La maniobra es cotidiana. Cada dos días, al término de la jornada laboral, los dueños de la planta de Textilana, donde se produce la indumentaria de la reconocida marca “Mauro Sergio”, llaman a la oficina a una empleada y la obligan a renunciar. En pocos meses, con distintas maniobras, se concretaron más de 80 despidos.
Los últimos 30 casos se dieron en menos de dos meses. A principio de julio el número de trabajadores despedidos ascendía a 50. Hoy, en el comienzo de septiembre, la cifra supera los 80, según informaron a QUÉ Digital desde la comisión interna de la fábrica luego de una jornada organizada en la puerta de la planta para visibilizar la situación y reclamar el cese de los despidos.
A dicha jornada solidaria, que se realizó este miércoles por la tarde, además de un grupo de trabajadores de Textilana, se sumaron también empleados de la empresa Havanna, que también atraviesa una difícil situación, y los trabajadores de la cadena de confiterías Boston, que mantienen hace casi 100 días la toma de las dos sucursales en Mar del Plata y sufrieron el despido de prácticamente todo el personal.
Despidos Textilana
Trabajadores de Textilana, Havanna y La Boston realizaron una jornada frente a la fábrica (Foto: comisión interna Textilana)
En Textilana, “todos los días están despidiendo a alguien, esto no han parado en ningún momento”, alertaron desde la comisión interna de la fábrica.

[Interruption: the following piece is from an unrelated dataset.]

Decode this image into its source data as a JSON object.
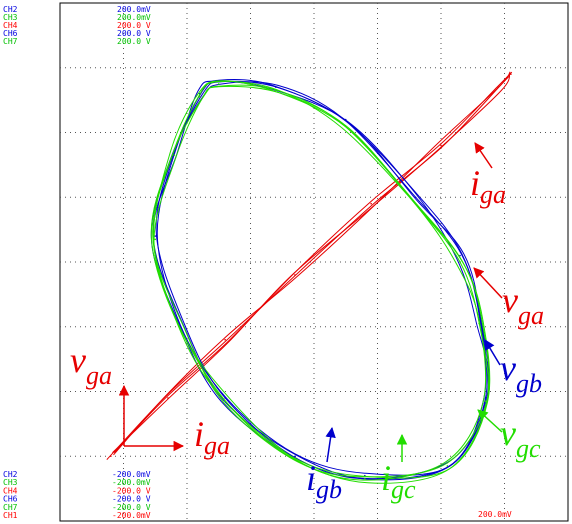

La precarización laboral dentro de la fábrica de la que salen al mercado nacional y al exterior la clásica indumentaria que se vende bajo la reconocida marca “Mauro Sergio” no hizo más que agravarse en el último tiempo.
Desde hace un tiempo la empresa está imponiendo un nuevo sistema de producción por “celdas”, que apunta a mantener la producción pero con menor cantidad de trabajadores: quienes ya están dentro de este sistema están obligados a producir cada una el trabajo de tres y a realizar una multiplicidad de tareas.
Esta situación llevó a que se intensificaran los ritmos de trabajo y reforzar la excusa de la patronal para sostener que “sobra” una parte de los trabajadores debido a que su producción es realizada por otros.